Assim, esqueço de lembrar. Deixo pra trás o reencontro com que sempre sonhei. O dia ideal. O lugar ideal. O menino ideal. A Carolina ideal. É finda aqui a minha brava busca pelo par-perfeito. Chega de colocar lentes azuis pra ver a realidade. O pôr-do-sol desse 12 de junho nas pedras do Arpoador já é colorido o suficiente para alegrar meu peito. Para me fazer sair da poltrona e ir molhar os pés na água gelada do mar. Como fiz outro dia com Fulano, a quem jurei paixão eterna. E noutro ainda com Beltrano, com quem planejei casamento. Aliviem-se, meninos, parei de sonhar.

It's that ole devil called love game. Gets behind me and keeps giving me that shove again. Putting rain in my eyesTears in my dreams. And rocks in my heart. It's that sly ole-sun-of-a-gun again. He keeps telling me that I'm the lucky one again. But I still have that rain. Still have those tears. And those rocks in my heart. [That Ole Devil Called Love, de Billie Holiday]

Texto de 2005, Rio de Janeiro.
Novas palavras sobre amor [ou o que o valha] ainda esta semana.
Fique comigo. Sem conotações românticas, por favor.

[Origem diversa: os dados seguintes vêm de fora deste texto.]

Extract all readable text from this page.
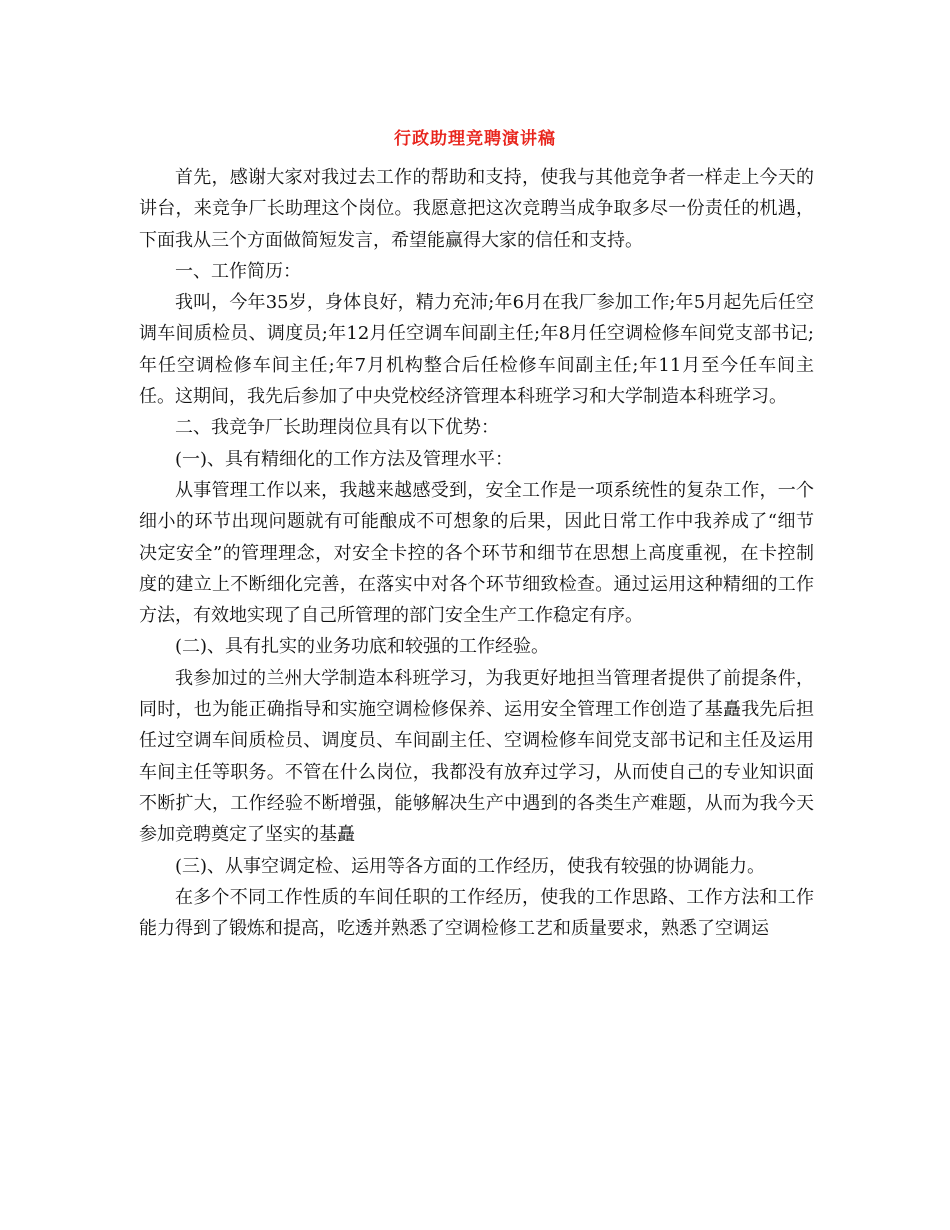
行政助理竞聘演讲稿

首先，感谢大家对我过去工作的帮助和支持，使我与其他竞争者一样走上今天的讲台，来竞争厂长助理这个岗位。我愿意把这次竞聘当成争取多尽一份责任的机遇，下面我从三个方面做简短发言，希望能赢得大家的信任和支持。

一、工作简历：

我叫，今年35岁，身体良好，精力充沛;年6月在我厂参加工作;年5月起先后任空调车间质检员、调度员;年12月任空调车间副主任;年8月任空调检修车间党支部书记;年任空调检修车间主任;年7月机构整合后任检修车间副主任;年11月至今任车间主任。这期间，我先后参加了中央党校经济管理本科班学习和大学制造本科班学习。

二、我竞争厂长助理岗位具有以下优势：

(一)、具有精细化的工作方法及管理水平：

从事管理工作以来，我越来越感受到，安全工作是一项系统性的复杂工作，一个细小的环节出现问题就有可能酿成不可想象的后果，因此日常工作中我养成了“细节决定安全”的管理理念，对安全卡控的各个环节和细节在思想上高度重视，在卡控制度的建立上不断细化完善，在落实中对各个环节细致检查。通过运用这种精细的工作方法，有效地实现了自己所管理的部门安全生产工作稳定有序。

(二)、具有扎实的业务功底和较强的工作经验。

我参加过的兰州大学制造本科班学习，为我更好地担当管理者提供了前提条件，同时，也为能正确指导和实施空调检修保养、运用安全管理工作创造了基矗我先后担任过空调车间质检员、调度员、车间副主任、空调检修车间党支部书记和主任及运用车间主任等职务。不管在什么岗位，我都没有放弃过学习，从而使自己的专业知识面不断扩大，工作经验不断增强，能够解决生产中遇到的各类生产难题，从而为我今天参加竞聘奠定了坚实的基矗

(三)、从事空调定检、运用等各方面的工作经历，使我有较强的协调能力。

在多个不同工作性质的车间任职的工作经历，使我的工作思路、工作方法和工作能力得到了锻炼和提高，吃透并熟悉了空调检修工艺和质量要求，熟悉了空调运
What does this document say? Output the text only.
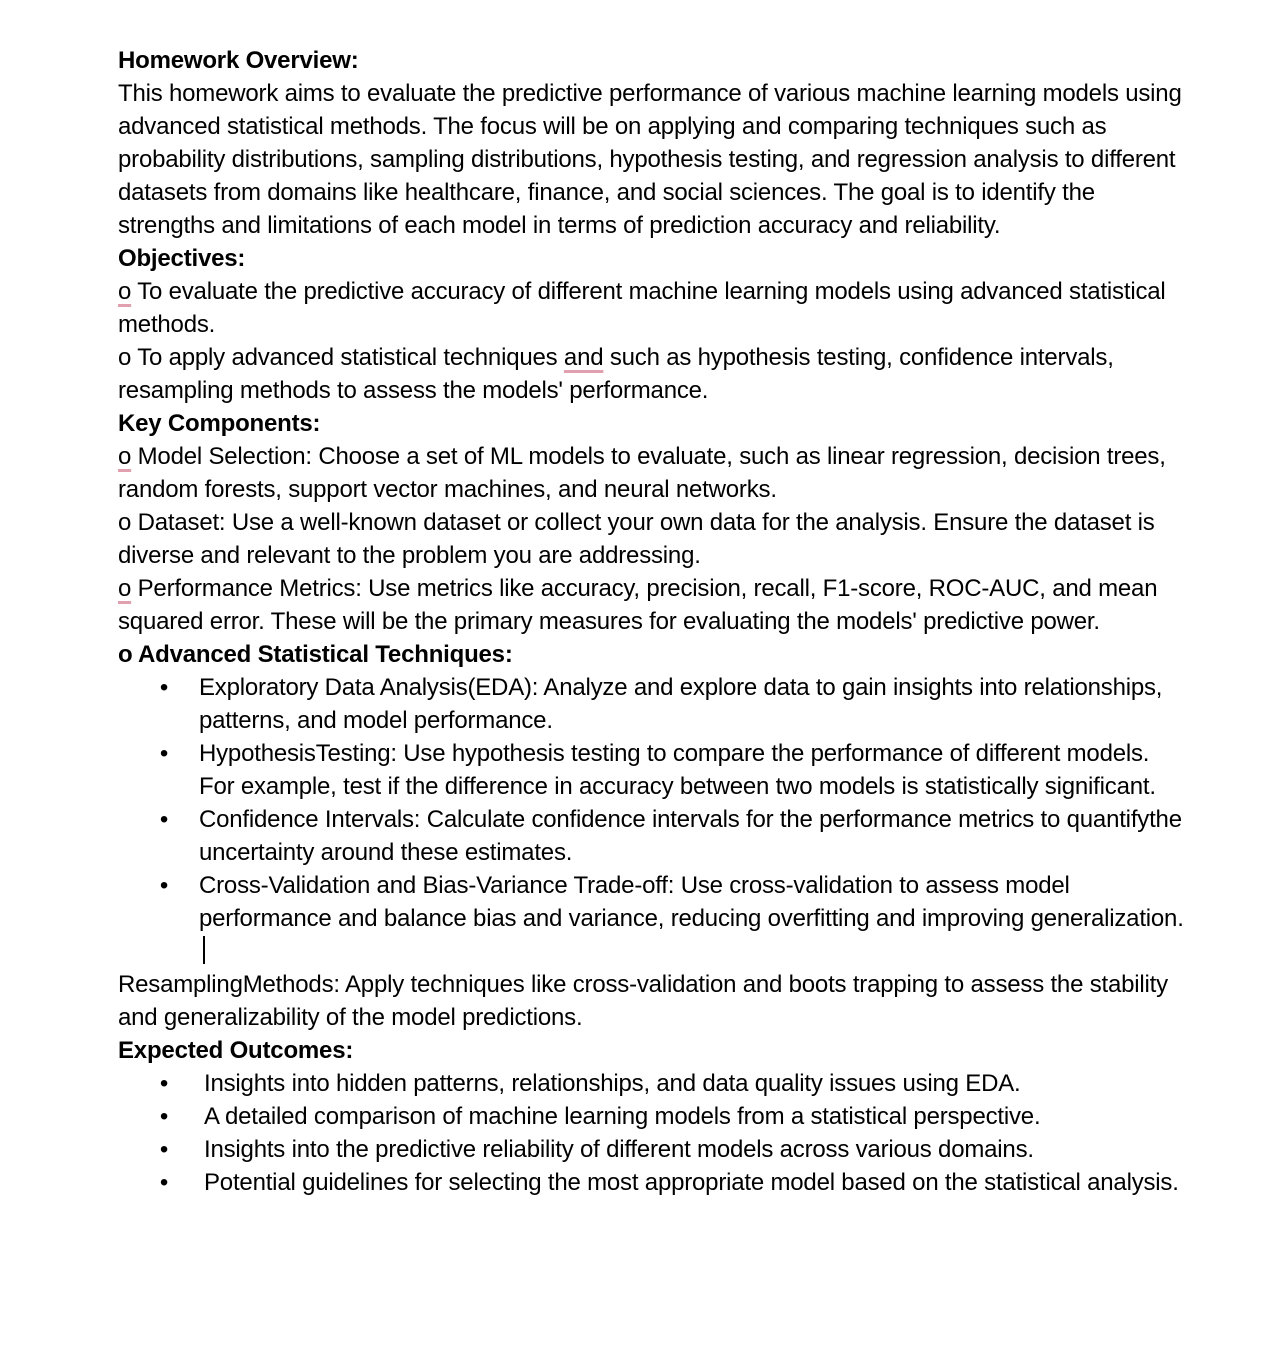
Homework Overview:

This homework aims to evaluate the predictive performance of various machine learning models using advanced statistical methods. The focus will be on applying and comparing techniques such as probability distributions, sampling distributions, hypothesis testing, and regression analysis to different datasets from domains like healthcare, finance, and social sciences. The goal is to identify the strengths and limitations of each model in terms of prediction accuracy and reliability.

Objectives:

o To evaluate the predictive accuracy of different machine learning models using advanced statistical methods.

o To apply advanced statistical techniques and such as hypothesis testing, confidence intervals, resampling methods to assess the models' performance.

Key Components:

o Model Selection: Choose a set of ML models to evaluate, such as linear regression, decision trees, random forests, support vector machines, and neural networks.

o Dataset: Use a well-known dataset or collect your own data for the analysis. Ensure the dataset is diverse and relevant to the problem you are addressing.

o Performance Metrics: Use metrics like accuracy, precision, recall, F1-score, ROC-AUC, and mean squared error. These will be the primary measures for evaluating the models' predictive power.

o Advanced Statistical Techniques:

• Exploratory Data Analysis(EDA): Analyze and explore data to gain insights into relationships, patterns, and model performance.
• HypothesisTesting: Use hypothesis testing to compare the performance of different models. For example, test if the difference in accuracy between two models is statistically significant.
• Confidence Intervals: Calculate confidence intervals for the performance metrics to quantifythe uncertainty around these estimates.
• Cross-Validation and Bias-Variance Trade-off: Use cross-validation to assess model performance and balance bias and variance, reducing overfitting and improving generalization.

ResamplingMethods: Apply techniques like cross-validation and boots trapping to assess the stability and generalizability of the model predictions.

Expected Outcomes:

• Insights into hidden patterns, relationships, and data quality issues using EDA.
• A detailed comparison of machine learning models from a statistical perspective.
• Insights into the predictive reliability of different models across various domains.
• Potential guidelines for selecting the most appropriate model based on the statistical analysis.
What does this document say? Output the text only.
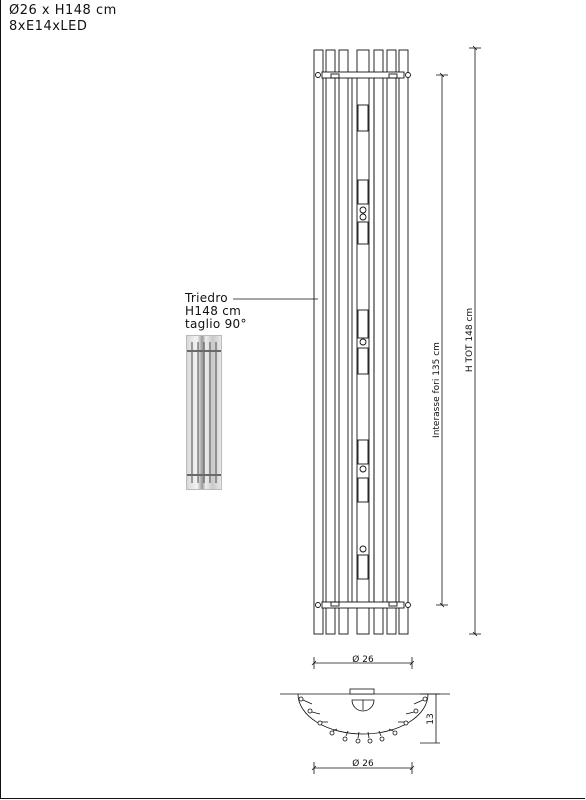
Ø26 x H148 cm
8xE14xLED
Triedro
H148 cm
taglio 90°
Interasse fori 135 cm
H TOT 148 cm
Ø 26
13
Ø 26
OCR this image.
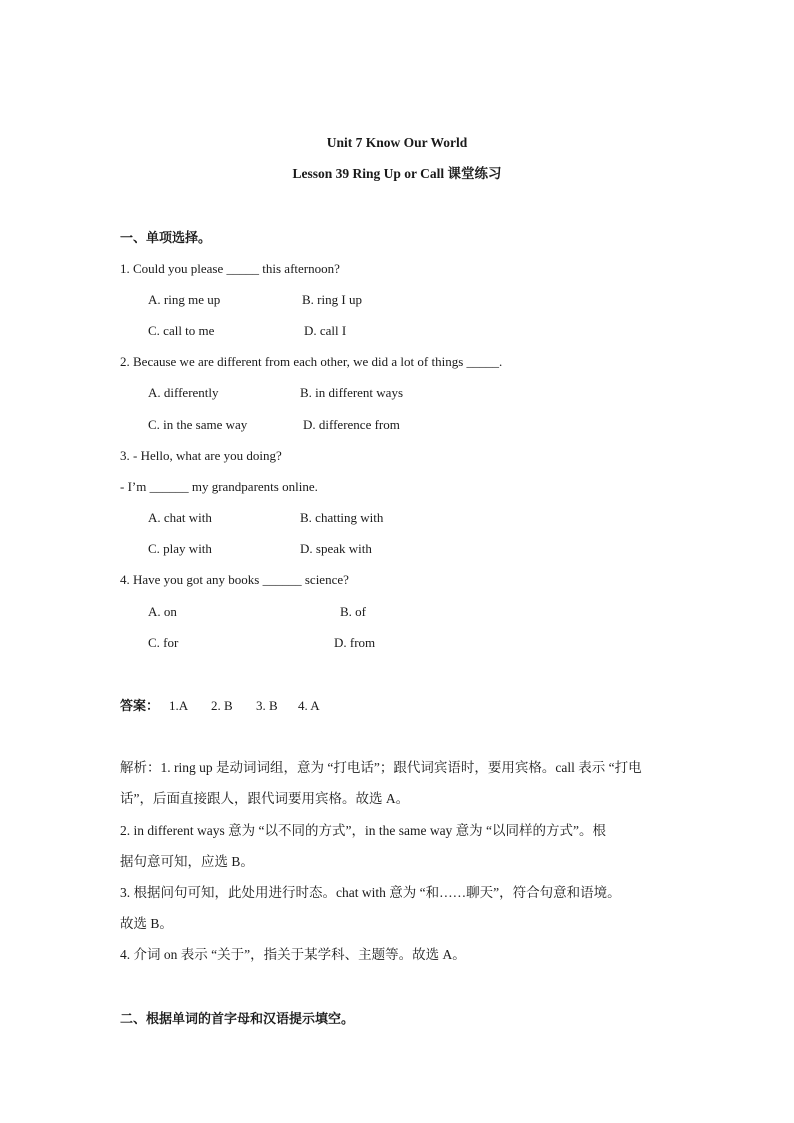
Unit 7 Know Our World
Lesson 39 Ring Up or Call 课堂练习
一、单项选择。
1. Could you please _____ this afternoon?
A. ring me up	B. ring I up
C. call to me	D. call I
2. Because we are different from each other, we did a lot of things _____.
A. differently	B. in different ways
C. in the same way	D. difference from
3. - Hello, what are you doing?
- I’m ______ my grandparents online.
A. chat with	B. chatting with
C. play with	D. speak with
4. Have you got any books ______ science?
A. on	B. of
C. for	D. from
答案： 1.A 2. B 3. B 4. A
解析：1. ring up 是动词词组，意为 “打电话”；跟代词宾语时，要用宾格。call 表示 “打电
话”，后面直接跟人，跟代词要用宾格。故选 A。
2. in different ways 意为 “以不同的方式”，in the same way 意为 “以同样的方式”。根
据句意可知，应选 B。
3. 根据问句可知，此处用进行时态。chat with 意为 “和……聊天”，符合句意和语境。
故选 B。
4. 介词 on 表示 “关于”，指关于某学科、主题等。故选 A。
二、根据单词的首字母和汉语提示填空。
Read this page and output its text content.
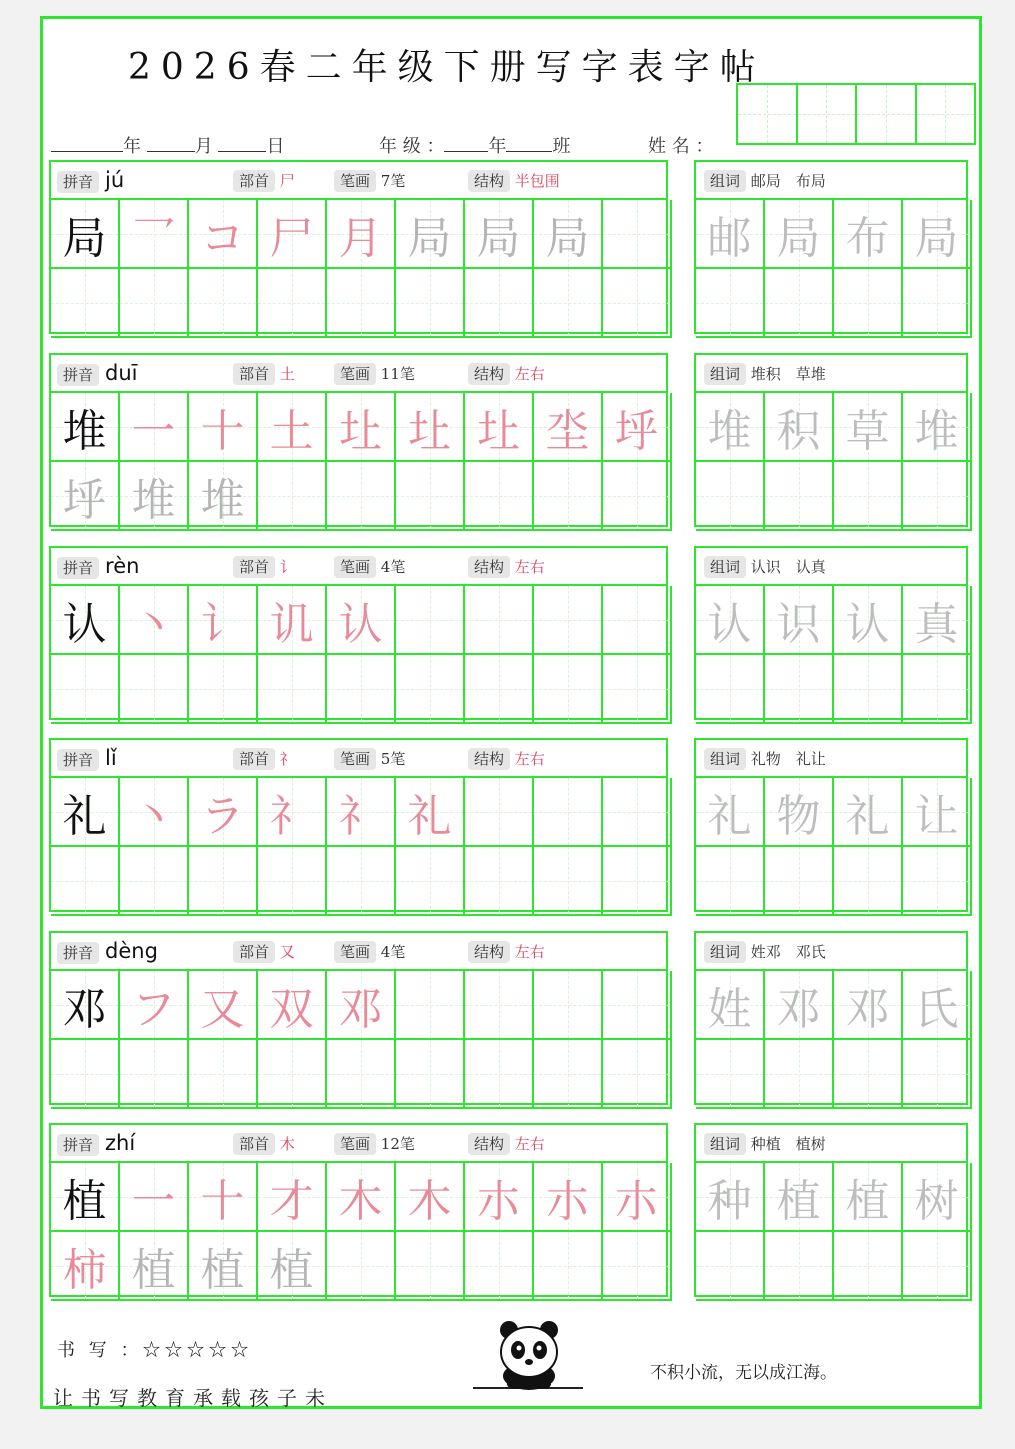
2026春二年级下册写字表字帖
年	月	日	年 级 ： 年	班	姓 名 ：
拼音 jú	部首 尸	笔画 7笔	结构 半包围
局 乛 コ 尸 月 局 局 局
组词 邮局　布局
邮 局 布 局
拼音 duī	部首 土	笔画 11笔	结构 左右
堆 一 十 土 圵 圵 圵 坔 垀
垀 堆 堆
组词 堆积　草堆
堆 积 草 堆
拼音 rèn	部首 讠	笔画 4笔	结构 左右
认 丶 讠 讥 认
组词 认识　认真
认 识 认 真
拼音 lǐ	部首 礻	笔画 5笔	结构 左右
礼 丶 ラ 礻 礻 礼
组词 礼物　礼让
礼 物 礼 让
拼音 dèng	部首 又	笔画 4笔	结构 左右
邓 フ 又 双 邓
组词 姓邓　邓氏
姓 邓 邓 氏
拼音 zhí	部首 木	笔画 12笔	结构 左右
植 一 十 才 木 木 朩 朩 朩
柿 植 植 植
组词 种植　植树
种 植 植 树
书 写 ：☆☆☆☆☆
让书写教育承载孩子未
不积小流，无以成江海。
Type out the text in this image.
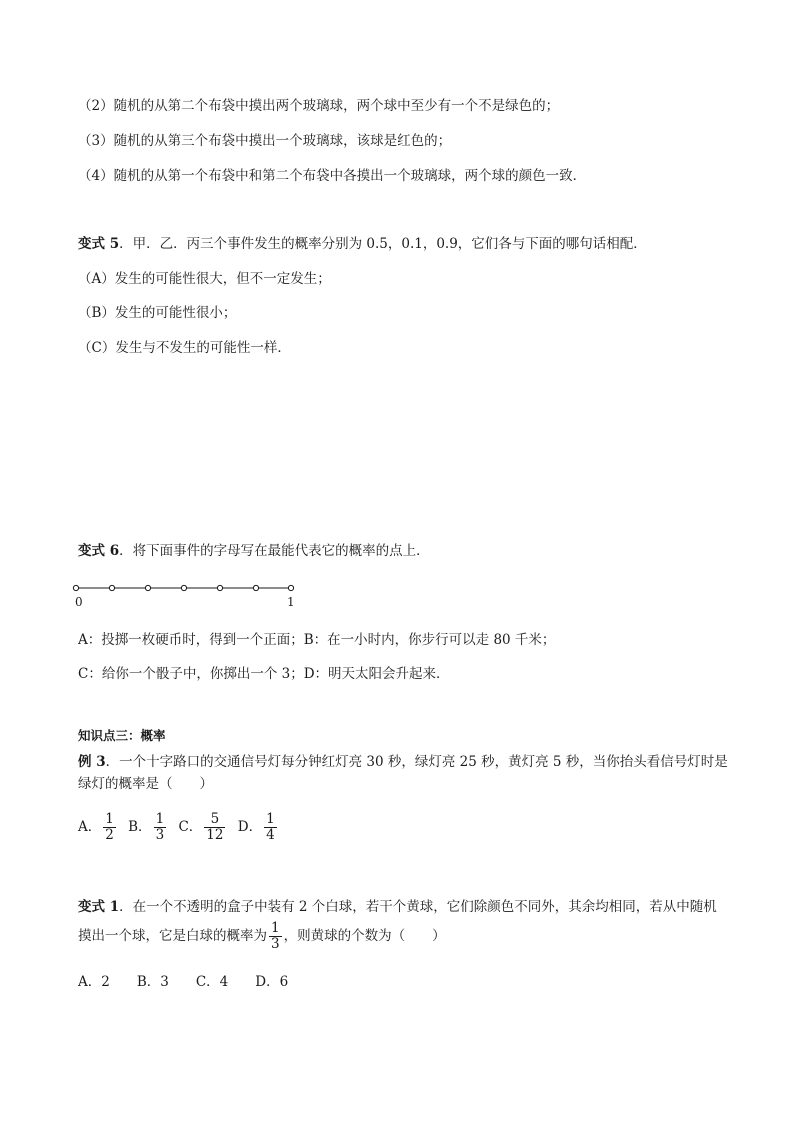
（2）随机的从第二个布袋中摸出两个玻璃球，两个球中至少有一个不是绿色的；
（3）随机的从第三个布袋中摸出一个玻璃球，该球是红色的；
（4）随机的从第一个布袋中和第二个布袋中各摸出一个玻璃球，两个球的颜色一致．
变式 5．甲．乙．丙三个事件发生的概率分别为 0.5，0.1，0.9，它们各与下面的哪句话相配．
（A）发生的可能性很大，但不一定发生；
（B）发生的可能性很小；
（C）发生与不发生的可能性一样．
变式 6．将下面事件的字母写在最能代表它的概率的点上．
0	1
A：投掷一枚硬币时，得到一个正面；B：在一小时内，你步行可以走 80 千米；
C：给你一个骰子中，你掷出一个 3；D：明天太阳会升起来．
知识点三：概率
例 3．一个十字路口的交通信号灯每分钟红灯亮 30 秒，绿灯亮 25 秒，黄灯亮 5 秒，当你抬头看信号灯时是
绿灯的概率是（　　）
A． $\frac{1}{2}$ B． $\frac{1}{3}$ C． $\frac{5}{12}$ D． $\frac{1}{4}$
变式 1．在一个不透明的盒子中装有 2 个白球，若干个黄球，它们除颜色不同外，其余均相同，若从中随机
摸出一个球，它是白球的概率为 $\frac{1}{3}$ ，则黄球的个数为（　　）
A．2　　B．3　　C．4　　D．6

quarta-feira, junho 07, 2006

Verbetes

Na claridade havia palavras. Doces ou duras palavras. Mas, ao menos, havia palavras.

Palavras soltas corriam ao vento. Encontravam seus ouvidos. Caiam macias. Saiam perfumadas. Podia ocorrer de virarem sonoras risadas. Mas, ao menos, havia palavras. Palavras de ofensa tropeçavam pelos cantos. Tateavam seus ouvidos. Despencavam grosseiras. Saiam atrapalhadas. Podia ocorrer de virarem caras amarradas. Mas, ao menos, havia palavras.

Na escuridão não as tenho. Espalmo minhas mãos atrás das orelhas. Mas não as ouço. Abro meus lábios, articulo sílabas. Mas não as posso pronunciar. Eis que no breu, velhos amigos, não há palavras. Não há canduras. Nem xingamentos. Só o silêncio. E ele me ensurdece. E ele me emudece.

Às saudades. De tudo. E de todos. Que ficaram na estrada. À falta que sinto dos distantes amigos do peito.